Seringkali kita spontan membicarakan tentang hal yang sedang kita alami. Misalnya, “naha nyak saya teh ..?” atau “naha sih kudu....” Kalimat ini kerap ditemukan dalam lingkung obrolan dengan teman-teman dekat. Begitu banyak cerita mulai dari kegelisahan hingga keresahan yang dibagikan.

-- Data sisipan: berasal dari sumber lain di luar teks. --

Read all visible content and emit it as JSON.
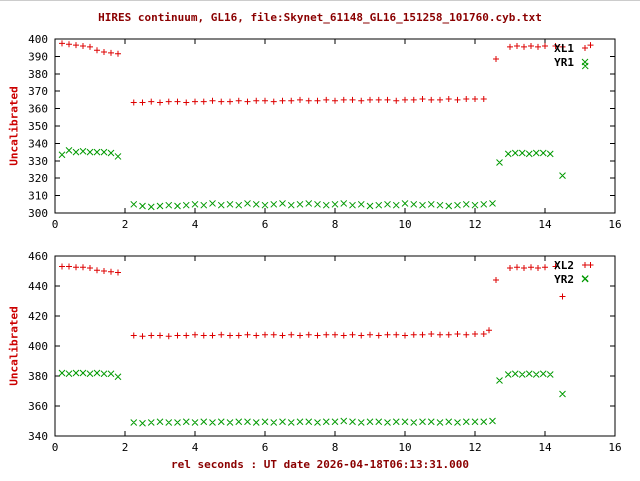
{
  "title": "HIRES continuum, GL16, file:Skynet_61148_GL16_151258_101760.cyb.txt",
  "xlabel": "rel seconds : UT date 2026-04-18T06:13:31.000",
  "colors": {
    "title": "#8b0000",
    "ylabel": "#cc0000",
    "xlabel": "#8b0000",
    "tick_label": "#000000",
    "border": "#000000",
    "red_series": "#dd0000",
    "green_series": "#009900",
    "background": "#ffffff"
  },
  "chart_data": [
    {
      "type": "scatter",
      "ylabel": "Uncalibrated",
      "xlim": [
        0,
        16
      ],
      "ylim": [
        300,
        400
      ],
      "xticks": [
        0,
        2,
        4,
        6,
        8,
        10,
        12,
        14,
        16
      ],
      "yticks": [
        300,
        310,
        320,
        330,
        340,
        350,
        360,
        370,
        380,
        390,
        400
      ],
      "grid": false,
      "legend_position": "top-right",
      "series": [
        {
          "name": "XL1",
          "marker": "plus",
          "color": "#dd0000",
          "points": [
            [
              0.2,
              397.5
            ],
            [
              0.4,
              397
            ],
            [
              0.6,
              396.5
            ],
            [
              0.8,
              396
            ],
            [
              1,
              395.5
            ],
            [
              1.2,
              393.5
            ],
            [
              1.4,
              392.5
            ],
            [
              1.6,
              392
            ],
            [
              1.8,
              391.5
            ],
            [
              2.25,
              363.5
            ],
            [
              2.5,
              363.5
            ],
            [
              2.75,
              364
            ],
            [
              3,
              363.5
            ],
            [
              3.25,
              364
            ],
            [
              3.5,
              364
            ],
            [
              3.75,
              363.5
            ],
            [
              4,
              364
            ],
            [
              4.25,
              364
            ],
            [
              4.5,
              364.5
            ],
            [
              4.75,
              364
            ],
            [
              5,
              364
            ],
            [
              5.25,
              364.5
            ],
            [
              5.5,
              364
            ],
            [
              5.75,
              364.5
            ],
            [
              6,
              364.5
            ],
            [
              6.25,
              364
            ],
            [
              6.5,
              364.5
            ],
            [
              6.75,
              364.5
            ],
            [
              7,
              365
            ],
            [
              7.25,
              364.5
            ],
            [
              7.5,
              364.5
            ],
            [
              7.75,
              365
            ],
            [
              8,
              364.5
            ],
            [
              8.25,
              365
            ],
            [
              8.5,
              365
            ],
            [
              8.75,
              364.5
            ],
            [
              9,
              365
            ],
            [
              9.25,
              365
            ],
            [
              9.5,
              365
            ],
            [
              9.75,
              364.5
            ],
            [
              10,
              365
            ],
            [
              10.25,
              365
            ],
            [
              10.5,
              365.5
            ],
            [
              10.75,
              365
            ],
            [
              11,
              365
            ],
            [
              11.25,
              365.5
            ],
            [
              11.5,
              365
            ],
            [
              11.75,
              365.5
            ],
            [
              12,
              365.5
            ],
            [
              12.25,
              365.5
            ],
            [
              12.6,
              388.5
            ],
            [
              13,
              395.5
            ],
            [
              13.2,
              396
            ],
            [
              13.4,
              395.5
            ],
            [
              13.6,
              396
            ],
            [
              13.8,
              395.5
            ],
            [
              14,
              396
            ],
            [
              14.3,
              396
            ],
            [
              14.5,
              395.5
            ],
            [
              15.3,
              396.5
            ]
          ]
        },
        {
          "name": "YR1",
          "marker": "cross",
          "color": "#009900",
          "points": [
            [
              0.2,
              333.5
            ],
            [
              0.4,
              336
            ],
            [
              0.6,
              335
            ],
            [
              0.8,
              335.5
            ],
            [
              1,
              335
            ],
            [
              1.2,
              335
            ],
            [
              1.4,
              335
            ],
            [
              1.6,
              334.5
            ],
            [
              1.8,
              332.5
            ],
            [
              2.25,
              305
            ],
            [
              2.5,
              304
            ],
            [
              2.75,
              303.5
            ],
            [
              3,
              304
            ],
            [
              3.25,
              304.5
            ],
            [
              3.5,
              304
            ],
            [
              3.75,
              304.5
            ],
            [
              4,
              305
            ],
            [
              4.25,
              304.5
            ],
            [
              4.5,
              305.5
            ],
            [
              4.75,
              304.5
            ],
            [
              5,
              305
            ],
            [
              5.25,
              304.5
            ],
            [
              5.5,
              305.5
            ],
            [
              5.75,
              305
            ],
            [
              6,
              304.5
            ],
            [
              6.25,
              305
            ],
            [
              6.5,
              305.5
            ],
            [
              6.75,
              304.5
            ],
            [
              7,
              305
            ],
            [
              7.25,
              305.5
            ],
            [
              7.5,
              305
            ],
            [
              7.75,
              304.5
            ],
            [
              8,
              305
            ],
            [
              8.25,
              305.5
            ],
            [
              8.5,
              304.5
            ],
            [
              8.75,
              305
            ],
            [
              9,
              304
            ],
            [
              9.25,
              304.5
            ],
            [
              9.5,
              305
            ],
            [
              9.75,
              304.5
            ],
            [
              10,
              305.5
            ],
            [
              10.25,
              305
            ],
            [
              10.5,
              304.5
            ],
            [
              10.75,
              305
            ],
            [
              11,
              304.5
            ],
            [
              11.25,
              304
            ],
            [
              11.5,
              304.5
            ],
            [
              11.75,
              305
            ],
            [
              12,
              304.5
            ],
            [
              12.25,
              305
            ],
            [
              12.5,
              305.5
            ],
            [
              12.7,
              329
            ],
            [
              12.95,
              334
            ],
            [
              13.15,
              334.5
            ],
            [
              13.35,
              334.5
            ],
            [
              13.55,
              334
            ],
            [
              13.75,
              334.5
            ],
            [
              13.95,
              334.5
            ],
            [
              14.15,
              334
            ],
            [
              14.5,
              321.5
            ],
            [
              15.15,
              384.5
            ]
          ]
        }
      ]
    },
    {
      "type": "scatter",
      "ylabel": "Uncalibrated",
      "xlim": [
        0,
        16
      ],
      "ylim": [
        340,
        460
      ],
      "xticks": [
        0,
        2,
        4,
        6,
        8,
        10,
        12,
        14,
        16
      ],
      "yticks": [
        340,
        360,
        380,
        400,
        420,
        440,
        460
      ],
      "grid": false,
      "legend_position": "top-right",
      "series": [
        {
          "name": "XL2",
          "marker": "plus",
          "color": "#dd0000",
          "points": [
            [
              0.2,
              453
            ],
            [
              0.4,
              453
            ],
            [
              0.6,
              452.5
            ],
            [
              0.8,
              452.5
            ],
            [
              1,
              452
            ],
            [
              1.2,
              450.5
            ],
            [
              1.4,
              450
            ],
            [
              1.6,
              449.5
            ],
            [
              1.8,
              449
            ],
            [
              2.25,
              407
            ],
            [
              2.5,
              406.5
            ],
            [
              2.75,
              407
            ],
            [
              3,
              407
            ],
            [
              3.25,
              406.5
            ],
            [
              3.5,
              407
            ],
            [
              3.75,
              407
            ],
            [
              4,
              407.5
            ],
            [
              4.25,
              407
            ],
            [
              4.5,
              407
            ],
            [
              4.75,
              407.5
            ],
            [
              5,
              407
            ],
            [
              5.25,
              407
            ],
            [
              5.5,
              407.5
            ],
            [
              5.75,
              407
            ],
            [
              6,
              407.5
            ],
            [
              6.25,
              407.5
            ],
            [
              6.5,
              407
            ],
            [
              6.75,
              407.5
            ],
            [
              7,
              407
            ],
            [
              7.25,
              407.5
            ],
            [
              7.5,
              407
            ],
            [
              7.75,
              407.5
            ],
            [
              8,
              407.5
            ],
            [
              8.25,
              407
            ],
            [
              8.5,
              407.5
            ],
            [
              8.75,
              407
            ],
            [
              9,
              407.5
            ],
            [
              9.25,
              407
            ],
            [
              9.5,
              407.5
            ],
            [
              9.75,
              407.5
            ],
            [
              10,
              407
            ],
            [
              10.25,
              407.5
            ],
            [
              10.5,
              407.5
            ],
            [
              10.75,
              408
            ],
            [
              11,
              407.5
            ],
            [
              11.25,
              407.5
            ],
            [
              11.5,
              408
            ],
            [
              11.75,
              407.5
            ],
            [
              12,
              408
            ],
            [
              12.25,
              408
            ],
            [
              12.4,
              410.5
            ],
            [
              12.6,
              444
            ],
            [
              13,
              452
            ],
            [
              13.2,
              452.5
            ],
            [
              13.4,
              452
            ],
            [
              13.6,
              452.5
            ],
            [
              13.8,
              452
            ],
            [
              14,
              452.5
            ],
            [
              14.3,
              453
            ],
            [
              14.5,
              433
            ],
            [
              15.3,
              454
            ]
          ]
        },
        {
          "name": "YR2",
          "marker": "cross",
          "color": "#009900",
          "points": [
            [
              0.2,
              382
            ],
            [
              0.4,
              381.5
            ],
            [
              0.6,
              382
            ],
            [
              0.8,
              382
            ],
            [
              1,
              381.5
            ],
            [
              1.2,
              382
            ],
            [
              1.4,
              381.5
            ],
            [
              1.6,
              381.5
            ],
            [
              1.8,
              379.5
            ],
            [
              2.25,
              349
            ],
            [
              2.5,
              348.5
            ],
            [
              2.75,
              349
            ],
            [
              3,
              349.5
            ],
            [
              3.25,
              349
            ],
            [
              3.5,
              349
            ],
            [
              3.75,
              349.5
            ],
            [
              4,
              349
            ],
            [
              4.25,
              349.5
            ],
            [
              4.5,
              349
            ],
            [
              4.75,
              349.5
            ],
            [
              5,
              349
            ],
            [
              5.25,
              349.5
            ],
            [
              5.5,
              349.5
            ],
            [
              5.75,
              349
            ],
            [
              6,
              349.5
            ],
            [
              6.25,
              349
            ],
            [
              6.5,
              349.5
            ],
            [
              6.75,
              349
            ],
            [
              7,
              349.5
            ],
            [
              7.25,
              349.5
            ],
            [
              7.5,
              349
            ],
            [
              7.75,
              349.5
            ],
            [
              8,
              349.5
            ],
            [
              8.25,
              350
            ],
            [
              8.5,
              349.5
            ],
            [
              8.75,
              349
            ],
            [
              9,
              349.5
            ],
            [
              9.25,
              349.5
            ],
            [
              9.5,
              349
            ],
            [
              9.75,
              349.5
            ],
            [
              10,
              349.5
            ],
            [
              10.25,
              349
            ],
            [
              10.5,
              349.5
            ],
            [
              10.75,
              349.5
            ],
            [
              11,
              349
            ],
            [
              11.25,
              349.5
            ],
            [
              11.5,
              349
            ],
            [
              11.75,
              349.5
            ],
            [
              12,
              349.5
            ],
            [
              12.25,
              349.5
            ],
            [
              12.5,
              350
            ],
            [
              12.7,
              377
            ],
            [
              12.95,
              381
            ],
            [
              13.15,
              381.5
            ],
            [
              13.35,
              381
            ],
            [
              13.55,
              381.5
            ],
            [
              13.75,
              381
            ],
            [
              13.95,
              381.5
            ],
            [
              14.15,
              381
            ],
            [
              14.5,
              368
            ],
            [
              15.15,
              445
            ]
          ]
        }
      ]
    }
  ]
}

Pasti akan selalu ada perbedaan pendapat dalam menanggapinya. Ada yang menganggap hal yang biasa, ikut prihatin, bahkan menganggap sebagai hal yang menyebalkan. Bahkan terkadang pendengar sampai terbawa suasana dengan si pencerita. Hingga membuat pemikiran yang sama terkait memaknai hidup dari cerita teman tersebut.
Tak dipungkiri hal tersebut masih kerap menjadi momok yang selalu ada dalam kebiasaan kita. Dalam lingkar tongkrongan maupun lingkup aktivitas kita, kebiasaan berbagi cerita dan keresahan menjadi hal yang bisa membuat kita release. Di sisi lain, kebiasaan tersebut bisa dilihat sebagai bentuk cara dalam menyamakan persepsi dan pendapat. Namun tersebut kembali lagi bagaimana kita menyingkapinya sesuai dengan kemampuan kita mengolah hati dan pikiran.
Hingga saat ini, saya pun merasakan kegelisahan, keresahan, juga keinginan yang besar untuk bercerita terkait pengalaman yang dialami. Namun disadari yang menjadi perhatian adalah konteks dan kepentingan yang ingin disampaikan. Mungkin kata yang tepat bagi saya menggambarkannya yaitu Netral, bagi pencerita maupun pendengar. Sehingga cerita yang diungkapkan menjadi suatu kisah yang menjadi pengalaman hidup bersama. Dengan memaknai sebagai media berbagi untuk pembelajaran bersama, diharapkan kegiatan nongkrong menjadi hal yang positif dan baik dilakukan.